Model providers are significantly better placed to conduct robust safety testing, and only they are aware of the full extent of models’ capabilities and shortcomings. It makes sense that obligations to conduct safety testing live with them, as these will benefit the thousands of downstream users of these systems.
This is why the DIGITAL SME Alliance, which represents 45,000 ICT SMEs in Europe, has called for the fair allocation of responsibility in the value chain, including at the model layer.
Without this, it will be extremely difficult for SMEs to comply with the AI Act’s requirements, which could lead to them stopping their use of foundation models altogether, or otherwise being disproportionately exposed to the burden of compliance and liability.
France and Germany’s positions on foundation models are based on an unevidenced yet prevalent myth that regulation is at odds with innovation. However, research on the impacts of regulation across different sectors shows many examples of regulation enabling greater innovation, market competition and uptake of certain technologies within society. Our own public attitudes research shows that people expect AI products to be safe and want them to be regulated.

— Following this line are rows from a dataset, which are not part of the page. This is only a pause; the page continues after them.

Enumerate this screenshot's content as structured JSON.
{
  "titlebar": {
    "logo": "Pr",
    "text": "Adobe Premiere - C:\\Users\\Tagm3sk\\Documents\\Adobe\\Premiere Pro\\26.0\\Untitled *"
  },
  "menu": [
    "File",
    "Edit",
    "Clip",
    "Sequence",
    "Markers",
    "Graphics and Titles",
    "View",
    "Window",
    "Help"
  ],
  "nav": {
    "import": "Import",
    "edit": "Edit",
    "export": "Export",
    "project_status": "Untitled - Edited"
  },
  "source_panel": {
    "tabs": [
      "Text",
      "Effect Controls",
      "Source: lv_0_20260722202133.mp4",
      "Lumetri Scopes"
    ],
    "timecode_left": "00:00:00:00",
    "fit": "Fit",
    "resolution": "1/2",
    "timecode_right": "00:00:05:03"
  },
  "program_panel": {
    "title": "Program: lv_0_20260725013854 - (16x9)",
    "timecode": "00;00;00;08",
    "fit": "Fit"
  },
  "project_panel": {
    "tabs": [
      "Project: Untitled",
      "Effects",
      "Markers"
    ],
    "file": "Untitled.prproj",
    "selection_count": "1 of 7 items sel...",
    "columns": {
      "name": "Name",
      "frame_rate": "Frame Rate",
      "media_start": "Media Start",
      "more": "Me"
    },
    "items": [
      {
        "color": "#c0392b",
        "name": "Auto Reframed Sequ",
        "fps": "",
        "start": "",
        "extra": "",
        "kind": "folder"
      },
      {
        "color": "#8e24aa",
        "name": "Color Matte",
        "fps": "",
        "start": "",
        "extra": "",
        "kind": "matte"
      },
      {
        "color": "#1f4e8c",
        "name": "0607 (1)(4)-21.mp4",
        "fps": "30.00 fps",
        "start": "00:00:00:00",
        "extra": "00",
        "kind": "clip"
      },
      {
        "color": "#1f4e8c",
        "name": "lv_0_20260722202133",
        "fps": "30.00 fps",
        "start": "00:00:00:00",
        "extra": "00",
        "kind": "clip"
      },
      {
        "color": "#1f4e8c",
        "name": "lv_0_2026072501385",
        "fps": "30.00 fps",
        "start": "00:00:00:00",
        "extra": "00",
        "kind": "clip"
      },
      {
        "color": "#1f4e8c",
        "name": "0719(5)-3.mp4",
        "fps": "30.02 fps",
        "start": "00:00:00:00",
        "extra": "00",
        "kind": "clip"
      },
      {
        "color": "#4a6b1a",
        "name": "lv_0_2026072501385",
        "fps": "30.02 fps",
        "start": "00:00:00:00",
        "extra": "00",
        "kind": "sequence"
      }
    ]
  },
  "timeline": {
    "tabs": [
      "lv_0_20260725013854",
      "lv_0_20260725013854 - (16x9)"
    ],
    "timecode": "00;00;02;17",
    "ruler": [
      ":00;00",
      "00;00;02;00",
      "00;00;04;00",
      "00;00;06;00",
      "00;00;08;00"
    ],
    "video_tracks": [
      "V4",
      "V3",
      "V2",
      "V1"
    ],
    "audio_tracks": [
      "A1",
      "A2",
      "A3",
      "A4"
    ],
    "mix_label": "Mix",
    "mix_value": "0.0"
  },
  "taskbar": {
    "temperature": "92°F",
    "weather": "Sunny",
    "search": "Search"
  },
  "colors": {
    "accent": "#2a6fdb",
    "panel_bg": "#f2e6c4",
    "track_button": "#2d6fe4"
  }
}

EU’s AI Act negotiations hit the brakes over foundation models
A technical meeting on the EU’s AI regulation broke down on Friday (10 November) after large EU countries asked to retract the proposed approach for foundation models. Unless the deadlock is broken in the coming days, the whole legislation is at risk.
Recent international agreements like the Bletchley Declaration and G7 commitments recognise the risks of advanced foundation models and have set out voluntary best practices for industry.
These initiatives explicitly recognise that most risks must be addressed by developers of foundation models. While these proposals are welcome, meaningful protection requires hard regulation to reinforce these practices. As tech companies have shown in the past with voluntary commitments, non-binding policies fail as a meaningful form of accountability. Companies will choose to prioritise corporate incentives over safety in the absence of a strong regulatory framework.
A ‘tiered’ approach, like the one being proposed by the Spanish Presidency, offers a fair compromise – ensuring compliance and assurance from large-scale foundation models, while giving EU businesses building smaller models a lighter burden until their models become as impactful.
The stakes could not be higher this week. Europe has a rare opportunity to establish harmonised rules, institutions and processes to protect the interests of the tens of thousands of businesses that will use foundation models, and to protect the millions of people who will be impacted by their potential harms.
Europe has done this in other sectors in the past without sacrificing its economic advantage, such as civil aviation, where safety-based regulation reduced fatality risk by 83% between 1998–2008, while seeing a 5% annual increase in passenger kilometres flown.
This opportunity will not come again for a long time. The last few years have demonstrated how unregulated AI can cause wide-scale societal harms and economic disparity. To protect its people and its SMEs, Europe must pass this law.